Tagged in: , , , , , , ,
  • http://www.facebook.com/ziby.cherry.philips Ziby Philips

    The 3 Rs – Reading, Writing and Arithmetics. The fiundation of learning.

    I specialise in Education Management. The Government has to be a glasshouse…transparent first and foremost. You need to be free of nepotism, favouritism and greed and lesrn from leading individuals of the Commonwealth.

    Even I can give you better holistic advice on the way forward. Discrimination on any prejudice is not the way forward.

    courtesy: Cherrys Scot Holdings International
    Cherrys Inc. Limited, London SE19 3EW

    GOOGLE ME TO GUAGE THE EXPERIENTIAL QUAKIFICATIONS

  • uanime5

    Expect art, drama, music, and dance to be considered subjects for thickos because they don’t have an EBC. Also expect schools to force the inept children into these subjects so that their EBC league table isn’t affected.

  • Grammar Nazi #56

    Wow, Education Management, think you should have a look at managing your typing and spelling skills.

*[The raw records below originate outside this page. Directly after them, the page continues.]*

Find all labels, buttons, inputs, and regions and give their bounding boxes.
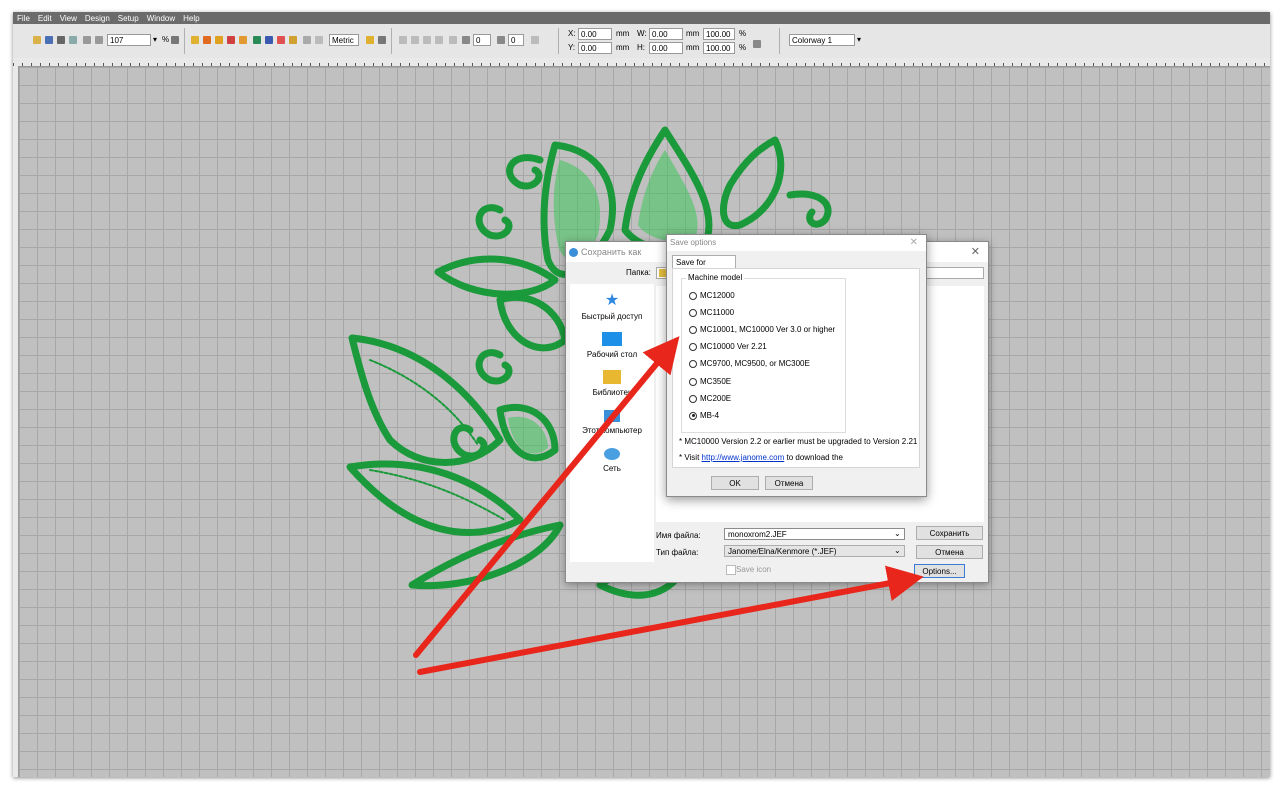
app-icon [569,248,578,257]
radio-selected-icon [689,411,697,420]
places-sidebar: ★ Быстрый доступ Рабочий стол Библиотек … [570,284,654,562]
radio-label: MC11000 [700,308,735,317]
folder-icon [603,370,621,384]
visit-suffix: to download the [786,453,843,462]
janome-link[interactable]: http://www.janome.com [702,453,785,462]
filename-label: Имя файла: [656,531,701,540]
save-button[interactable]: Сохранить [916,526,983,540]
close-icon[interactable]: ✕ [971,245,980,258]
options-button[interactable]: Options... [914,564,965,578]
radio-label: MC10001, MC10000 Ver 3.0 or higher [700,325,836,334]
radio-icon [689,308,697,317]
visit-prefix: * Visit [679,453,700,462]
radio-mc200e[interactable]: MC200E [689,393,731,404]
folder-label: Папка: [626,268,651,277]
radio-mc350e[interactable]: MC350E [689,376,731,387]
ok-button[interactable]: OK [711,476,759,490]
radio-icon [689,359,697,368]
machine-model-group: Machine model MC12000 MC11000 MC10001, M… [681,273,846,433]
tab-save-for-machine[interactable]: Save for Machine [672,255,736,281]
radio-mc12000[interactable]: MC12000 [689,290,735,301]
radio-mb4[interactable]: MB-4 [689,410,719,421]
radio-mc10000-221[interactable]: MC10000 Ver 2.21 [689,341,767,352]
filename-input[interactable]: monoxrom2.JEF [724,528,905,540]
nav-desktop-label: Рабочий стол [586,350,638,359]
filename-dropdown-icon[interactable]: ⌄ [894,528,901,540]
save-icon-checkbox[interactable] [726,565,736,575]
radio-label: MC200E [700,394,732,403]
filetype-select[interactable]: Janome/Elna/Kenmore (*.JEF) [724,545,905,557]
nav-this-pc-label: Этот компьютер [582,426,642,435]
nav-quick-access-label: Быстрый доступ [581,312,643,321]
radio-mc11000[interactable]: MC11000 [689,307,734,318]
visit-note: * Visit http://www.janome.com to downloa… [679,453,843,462]
radio-label: MC12000 [700,291,735,300]
save-options-title: Save options [670,238,717,247]
radio-mc10001[interactable]: MC10001, MC10000 Ver 3.0 or higher [689,324,835,335]
filetype-label: Тип файла: [656,548,699,557]
save-as-title: Сохранить как [581,247,642,257]
network-icon [604,448,620,460]
radio-icon [689,342,697,351]
nav-network[interactable]: Сеть [570,448,654,473]
filetype-dropdown-icon[interactable]: ⌄ [894,545,901,557]
close-icon[interactable]: ✕ [910,235,918,251]
radio-icon [689,377,697,386]
radio-icon [689,291,697,300]
radio-icon [689,325,697,334]
radio-label: MC9700, MC9500, or MC300E [700,359,810,368]
machine-tab-panel: Machine model MC12000 MC11000 MC10001, M… [672,268,920,468]
cancel-button[interactable]: Отмена [916,545,983,559]
save-icon-label: Save icon [736,565,772,574]
computer-icon [604,410,620,422]
nav-this-pc[interactable]: Этот компьютер [570,410,654,435]
radio-mc9700[interactable]: MC9700, MC9500, or MC300E [689,358,810,369]
nav-quick-access[interactable]: ★ Быстрый доступ [570,292,654,321]
nav-libraries[interactable]: Библиотек [570,370,654,397]
nav-desktop[interactable]: Рабочий стол [570,332,654,359]
radio-icon [689,394,697,403]
options-cancel-button[interactable]: Отмена [765,476,813,490]
nav-network-label: Сеть [603,464,621,473]
desktop-icon [602,332,622,346]
nav-libraries-label: Библиотек [592,388,632,397]
save-options-dialog: Save options ✕ Save for Machine Machine … [666,234,927,497]
radio-label: MC10000 Ver 2.21 [700,342,767,351]
upgrade-note: * MC10000 Version 2.2 or earlier must be… [679,437,918,446]
save-options-titlebar: Save options ✕ [667,235,926,251]
machine-model-label: Machine model [686,273,745,282]
star-icon: ★ [604,292,620,309]
radio-label: MB-4 [700,411,720,420]
radio-label: MC350E [700,377,732,386]
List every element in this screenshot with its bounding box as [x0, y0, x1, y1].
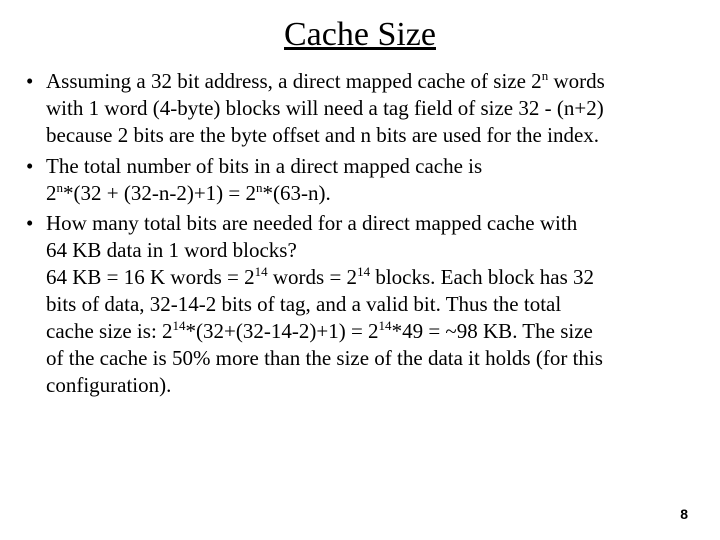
text: 2 [46, 181, 57, 205]
text: bits of data, 32-14-2 bits of tag, and a… [46, 292, 561, 316]
text: blocks. Each block has 32 [370, 265, 594, 289]
superscript: 14 [357, 264, 370, 279]
text: How many total bits are needed for a dir… [46, 211, 577, 235]
text: cache size is: 2 [46, 319, 173, 343]
bullet-item: Assuming a 32 bit address, a direct mapp… [24, 68, 696, 149]
text: 64 KB data in 1 word blocks? [46, 238, 297, 262]
text: because 2 bits are the byte offset and n… [46, 123, 599, 147]
text: of the cache is 50% more than the size o… [46, 346, 603, 370]
text: The total number of bits in a direct map… [46, 154, 482, 178]
superscript: 14 [255, 264, 268, 279]
bullet-list: Assuming a 32 bit address, a direct mapp… [24, 68, 696, 399]
text: *49 = ~98 KB. The size [392, 319, 593, 343]
superscript: 14 [379, 318, 392, 333]
text: words [548, 69, 605, 93]
text: with 1 word (4-byte) blocks will need a … [46, 96, 604, 120]
text: *(32 + (32-n-2)+1) = 2 [63, 181, 256, 205]
bullet-item: The total number of bits in a direct map… [24, 153, 696, 207]
text: *(63-n). [263, 181, 331, 205]
text: Assuming a 32 bit address, a direct mapp… [46, 69, 542, 93]
bullet-item: How many total bits are needed for a dir… [24, 210, 696, 398]
slide-title: Cache Size [24, 16, 696, 54]
text: *(32+(32-14-2)+1) = 2 [186, 319, 379, 343]
page-number: 8 [680, 506, 688, 522]
text: 64 KB = 16 K words = 2 [46, 265, 255, 289]
slide: Cache Size Assuming a 32 bit address, a … [0, 0, 720, 540]
superscript: 14 [173, 318, 186, 333]
text: words = 2 [268, 265, 357, 289]
text: configuration). [46, 373, 171, 397]
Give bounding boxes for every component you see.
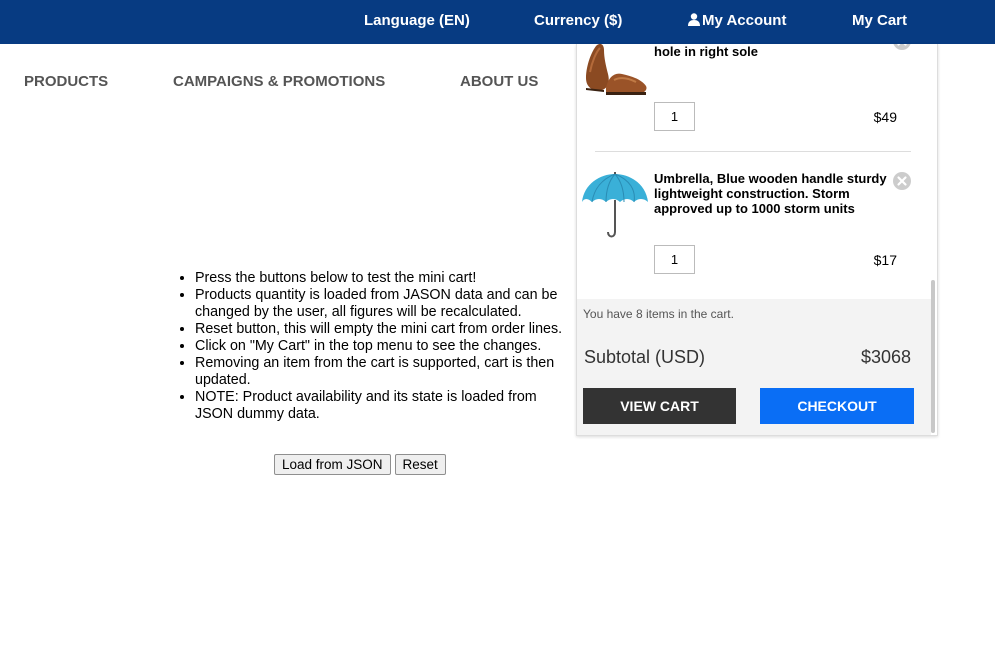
quantity-input[interactable]: [654, 245, 695, 274]
language-selector[interactable]: Language (EN): [364, 12, 470, 29]
subtotal-value: $3068: [860, 347, 911, 367]
umbrella-icon: [582, 172, 648, 238]
currency-selector[interactable]: Currency ($): [534, 12, 622, 29]
mini-cart: hole in right sole $49 Umbrella, Blue wo…: [576, 44, 938, 436]
cart-item-price: $49: [873, 109, 897, 125]
instruction-item: NOTE: Product availability and its state…: [195, 389, 565, 423]
checkout-button[interactable]: CHECKOUT: [760, 388, 914, 424]
cart-item: hole in right sole $49: [577, 44, 927, 138]
instructions-list: Press the buttons below to test the mini…: [175, 270, 565, 423]
my-account-link[interactable]: My Account: [688, 12, 786, 29]
my-account-label: My Account: [702, 12, 787, 29]
quantity-input[interactable]: [654, 102, 695, 131]
cart-summary: You have 8 items in the cart. Subtotal (…: [577, 299, 931, 435]
instructions: Press the buttons below to test the mini…: [175, 270, 565, 423]
instruction-item: Removing an item from the cart is suppor…: [195, 355, 565, 389]
item-divider: [595, 151, 911, 152]
mini-cart-scrollbar[interactable]: [931, 280, 935, 433]
reset-button[interactable]: Reset: [394, 454, 446, 475]
my-cart-link[interactable]: My Cart: [852, 12, 907, 29]
instruction-item: Products quantity is loaded from JASON d…: [195, 287, 565, 321]
subtotal-label: Subtotal (USD): [584, 347, 706, 367]
instruction-item: Press the buttons below to test the mini…: [195, 270, 565, 287]
cart-item-name: hole in right sole: [654, 44, 759, 59]
user-icon: [688, 13, 700, 26]
instruction-item: Reset button, this will empty the mini c…: [195, 321, 565, 338]
load-from-json-button[interactable]: Load from JSON: [274, 454, 391, 475]
cart-item: Umbrella, Blue wooden handle sturdy ligh…: [577, 170, 927, 280]
view-cart-button[interactable]: VIEW CART: [583, 388, 736, 424]
brown-shoes-icon: [586, 44, 647, 95]
instruction-item: Click on "My Cart" in the top menu to se…: [195, 338, 565, 355]
top-bar: Language (EN) Currency ($) My Account My…: [0, 0, 995, 44]
nav-products[interactable]: PRODUCTS: [24, 73, 108, 90]
cart-item-name: Umbrella, Blue wooden handle sturdy ligh…: [654, 171, 887, 216]
cart-items-count: You have 8 items in the cart.: [583, 307, 734, 321]
remove-item-icon[interactable]: [893, 172, 911, 190]
nav-campaigns-promotions[interactable]: CAMPAIGNS & PROMOTIONS: [173, 73, 385, 90]
test-buttons: Load from JSON Reset: [274, 454, 446, 475]
cart-item-price: $17: [873, 252, 897, 268]
nav-about-us[interactable]: ABOUT US: [460, 73, 538, 90]
remove-item-icon[interactable]: [893, 44, 911, 50]
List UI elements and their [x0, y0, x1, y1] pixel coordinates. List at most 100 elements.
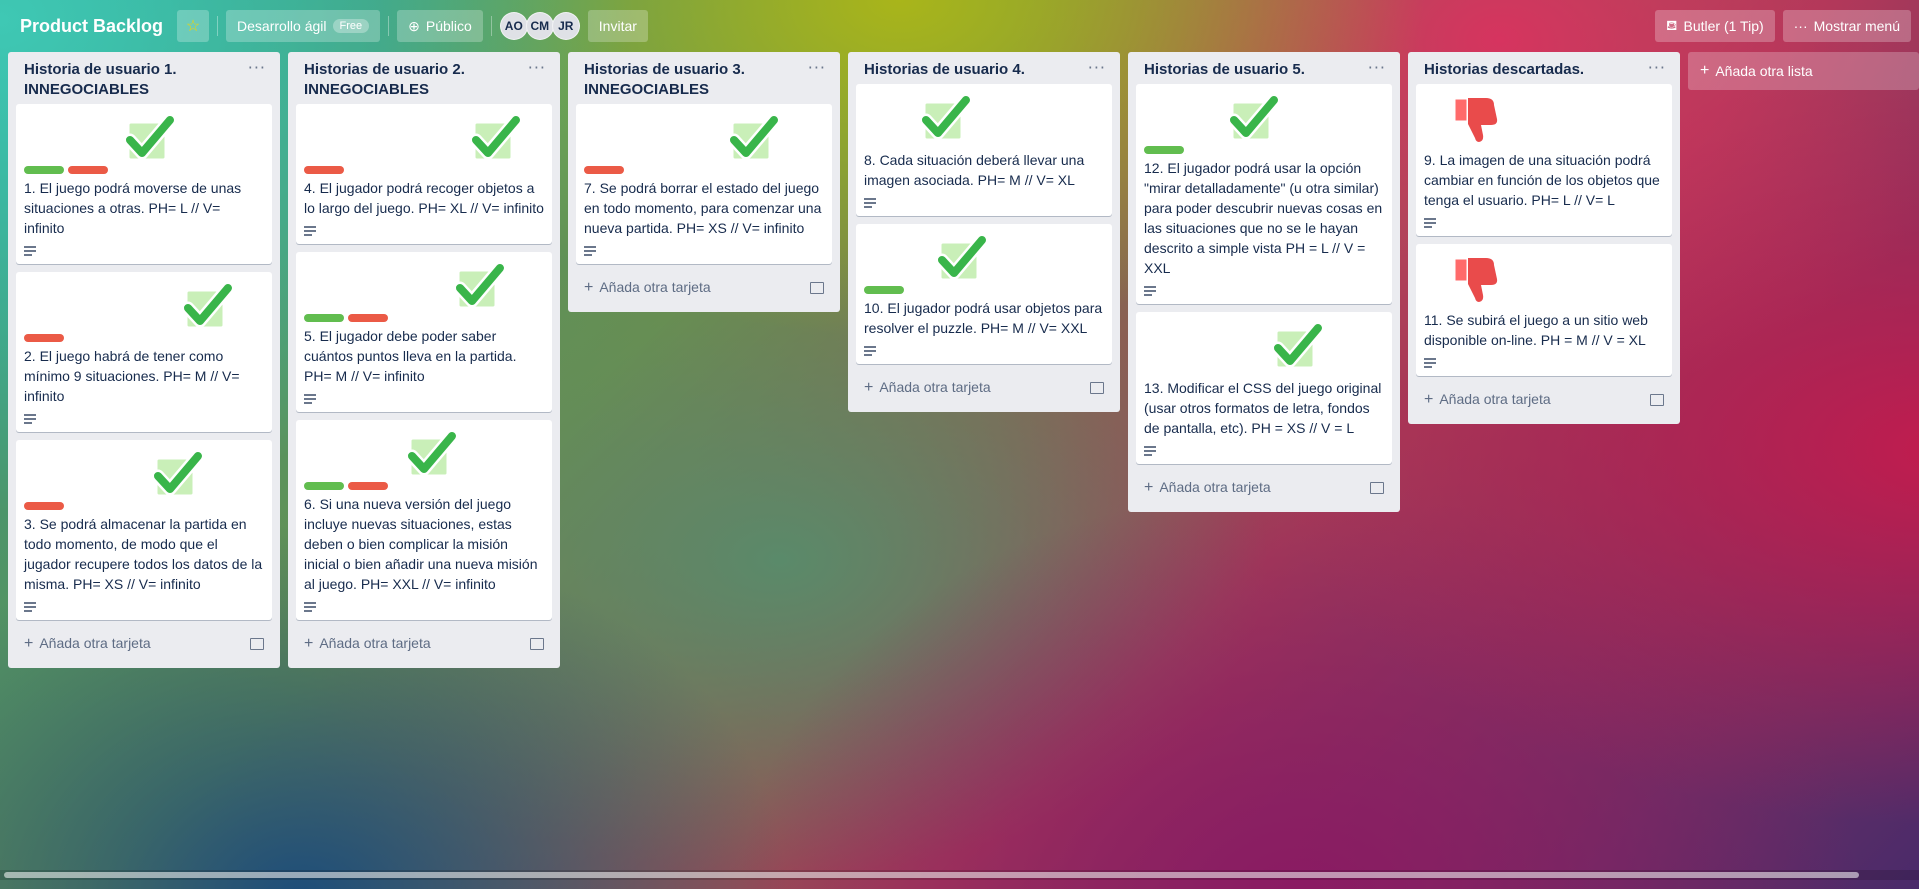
add-card-button[interactable]: + Añada otra tarjeta	[1416, 384, 1672, 416]
card[interactable]: 13. Modificar el CSS del juego original …	[1136, 312, 1392, 464]
check-sticker	[1224, 90, 1281, 146]
check-sticker	[916, 90, 973, 146]
card[interactable]: 5. El jugador debe poder saber cuántos p…	[296, 252, 552, 412]
add-list-button[interactable]: + Añada otra lista	[1688, 52, 1919, 90]
card[interactable]: 3. Se podrá almacenar la partida en todo…	[16, 440, 272, 620]
description-icon	[584, 246, 596, 256]
add-card-label: Añada otra tarjeta	[1439, 391, 1551, 407]
star-button[interactable]: ☆	[177, 10, 210, 42]
red-label[interactable]	[304, 166, 344, 174]
list: Historias descartadas. ··· 9. La imagen de…	[1408, 52, 1680, 424]
red-label[interactable]	[24, 334, 64, 342]
list-title[interactable]: Historias de usuario 3. INNEGOCIABLES	[584, 60, 796, 100]
card-title: 13. Modificar el CSS del juego original …	[1144, 380, 1382, 436]
card-title: 3. Se podrá almacenar la partida en todo…	[24, 516, 263, 592]
list-title[interactable]: Historias descartadas.	[1424, 60, 1636, 80]
card-sticker-area	[1144, 318, 1384, 374]
card-template-icon[interactable]	[810, 282, 824, 294]
card-template-icon[interactable]	[250, 638, 264, 650]
card[interactable]: 10. El jugador podrá usar objetos para r…	[856, 224, 1112, 364]
add-card-text: + Añada otra tarjeta	[24, 635, 151, 653]
card-sticker-area	[864, 230, 1104, 286]
team-button[interactable]: Desarrollo ágil Free	[226, 10, 381, 42]
red-label[interactable]	[584, 166, 624, 174]
card[interactable]: 6. Si una nueva versión del juego incluy…	[296, 420, 552, 620]
green-label[interactable]	[304, 314, 344, 322]
card-sticker-area	[1144, 90, 1384, 146]
board-title[interactable]: Product Backlog	[12, 12, 171, 41]
card-title: 2. El juego habrá de tener como mínimo 9…	[24, 348, 240, 404]
description-icon	[24, 246, 36, 256]
card[interactable]: 9. La imagen de una situación podrá camb…	[1416, 84, 1672, 236]
card-template-icon[interactable]	[1370, 482, 1384, 494]
avatar[interactable]: CM	[525, 12, 554, 40]
red-label[interactable]	[24, 502, 64, 510]
header-divider	[490, 16, 492, 36]
card[interactable]: 12. El jugador podrá usar la opción "mir…	[1136, 84, 1392, 304]
visibility-label: Público	[425, 18, 472, 34]
card[interactable]: 8. Cada situación deberá llevar una imag…	[856, 84, 1112, 216]
card-title: 9. La imagen de una situación podrá camb…	[1424, 152, 1660, 208]
butler-button[interactable]: ⛾ Butler (1 Tip)	[1655, 10, 1775, 42]
card[interactable]: 11. Se subirá el juego a un sitio web di…	[1416, 244, 1672, 376]
add-card-button[interactable]: + Añada otra tarjeta	[1136, 472, 1392, 504]
check-sticker	[178, 278, 235, 334]
avatar[interactable]: JR	[551, 12, 580, 40]
show-menu-label: Mostrar menú	[1813, 18, 1900, 34]
list-menu-icon[interactable]: ···	[808, 58, 826, 77]
show-menu-button[interactable]: ··· Mostrar menú	[1782, 10, 1911, 42]
card-title: 6. Si una nueva versión del juego incluy…	[304, 496, 538, 592]
card-sticker-area	[584, 110, 824, 166]
green-label[interactable]	[24, 166, 64, 174]
list-header: Historias de usuario 2. INNEGOCIABLES ···	[296, 52, 552, 104]
list-menu-icon[interactable]: ···	[248, 58, 266, 77]
check-sticker	[1268, 318, 1325, 374]
add-card-button[interactable]: + Añada otra tarjeta	[296, 628, 552, 660]
list: Historia de usuario 1. INNEGOCIABLES ··· 1…	[8, 52, 280, 668]
card-template-icon[interactable]	[1650, 394, 1664, 406]
card[interactable]: 4. El jugador podrá recoger objetos a lo…	[296, 104, 552, 244]
add-card-button[interactable]: + Añada otra tarjeta	[856, 372, 1112, 404]
card[interactable]: 2. El juego habrá de tener como mínimo 9…	[16, 272, 272, 432]
list-menu-icon[interactable]: ···	[1088, 58, 1106, 77]
list-title[interactable]: Historias de usuario 5.	[1144, 60, 1356, 80]
list-title[interactable]: Historias de usuario 4.	[864, 60, 1076, 80]
member-avatars: AO CM JR	[499, 12, 580, 40]
card-template-icon[interactable]	[1090, 382, 1104, 394]
green-label[interactable]	[1144, 146, 1184, 154]
add-card-button[interactable]: + Añada otra tarjeta	[576, 272, 832, 304]
description-icon	[304, 394, 316, 404]
card-template-icon[interactable]	[530, 638, 544, 650]
list-title[interactable]: Historias de usuario 2. INNEGOCIABLES	[304, 60, 516, 100]
add-list-label: Añada otra lista	[1715, 63, 1813, 79]
list-menu-icon[interactable]: ···	[528, 58, 546, 77]
red-label[interactable]	[348, 314, 388, 322]
card-badges	[584, 244, 824, 258]
add-card-button[interactable]: + Añada otra tarjeta	[16, 628, 272, 660]
scrollbar-thumb[interactable]	[4, 872, 1859, 878]
invite-button[interactable]: Invitar	[587, 10, 648, 42]
list-menu-icon[interactable]: ···	[1368, 58, 1386, 77]
list: Historias de usuario 3. INNEGOCIABLES ···…	[568, 52, 840, 312]
check-sticker	[450, 258, 507, 314]
description-icon	[1424, 218, 1436, 228]
plus-icon: +	[304, 635, 314, 652]
horizontal-scrollbar[interactable]	[0, 870, 1919, 880]
butler-label: Butler (1 Tip)	[1683, 18, 1764, 34]
red-label[interactable]	[348, 482, 388, 490]
card-title: 12. El jugador podrá usar la opción "mir…	[1144, 160, 1383, 276]
list: Historias de usuario 5. ··· 12. El jugador…	[1128, 52, 1400, 512]
description-icon	[864, 346, 876, 356]
list-title[interactable]: Historia de usuario 1. INNEGOCIABLES	[24, 60, 236, 100]
list-header: Historias descartadas. ···	[1416, 52, 1672, 84]
visibility-button[interactable]: ⊕ Público	[397, 10, 483, 42]
card[interactable]: 1. El juego podrá moverse de unas situac…	[16, 104, 272, 264]
list-menu-icon[interactable]: ···	[1648, 58, 1666, 77]
card[interactable]: 7. Se podrá borrar el estado del juego e…	[576, 104, 832, 264]
card-labels	[24, 502, 264, 510]
green-label[interactable]	[304, 482, 344, 490]
avatar[interactable]: AO	[499, 12, 528, 40]
red-label[interactable]	[68, 166, 108, 174]
butler-icon: ⛾	[1666, 16, 1678, 33]
green-label[interactable]	[864, 286, 904, 294]
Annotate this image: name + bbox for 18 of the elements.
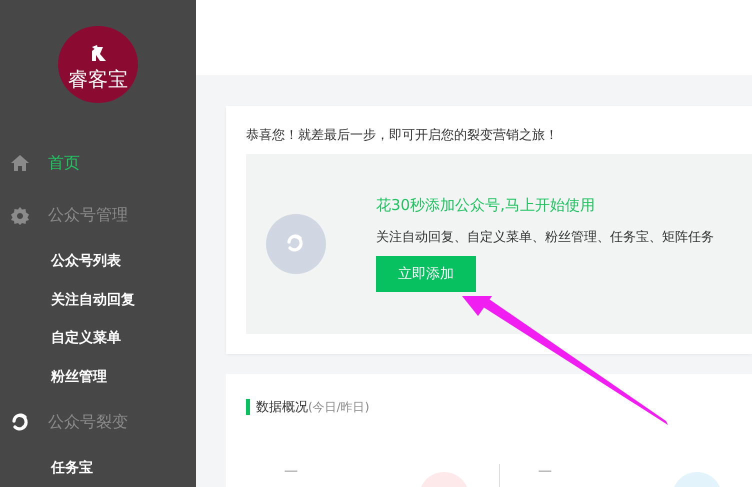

  • GwendolenMeiMeiWilliams

    I disagree. Drama, music and dance are already seen as “soft subjects”. My own school, whilst building an impressive theatre and putting on excellent performances, relied on large numbers of pupils receiving music and drama lessons outside school. The teaching of these subjects within the school was appalling. My first year at the school, we spent an entire term watching films as the drama teacher was on maternity leave and the expensive grammar school already regarding a subject with a low GCSE uptake rate and high grades guaranteed by the few who selected it, due to their outside exposure, as completely unimportant. This new move will make schools with this attitude take an even lower view of the subject. For somebody like me, who once aspired to be a professional actress, this attitude can ruin dreams.

  • Pacificweather

    It would definitely be better to remove music and drama so that pupils are free to enjoy them without the pressure on teachers produced by league tables.

  • HairyScot

    The point that is always missed is the endless interference by politicians in education. It has to stop. Let the educators come up with a programme that meets the purpose that society asks them to meet, just for a change?

  • porkfright

    The Arts? Tories? Might as well trust Herod Antipas with childcare.

  • scotsgal

    Surely if we get the 3 R’s right in primary school when those children reach high school they will be better prepared for the final exams? As far as I can see we are failing these children as soon as they enter the education system and constantly moving the goal posts will not fix their abilities in the final years.

  • scotsgal

    Its a typo the k and l are next to each other.

  • sweetalkinguy

    In the case of Summer Strallen, surely genetics played a leading role.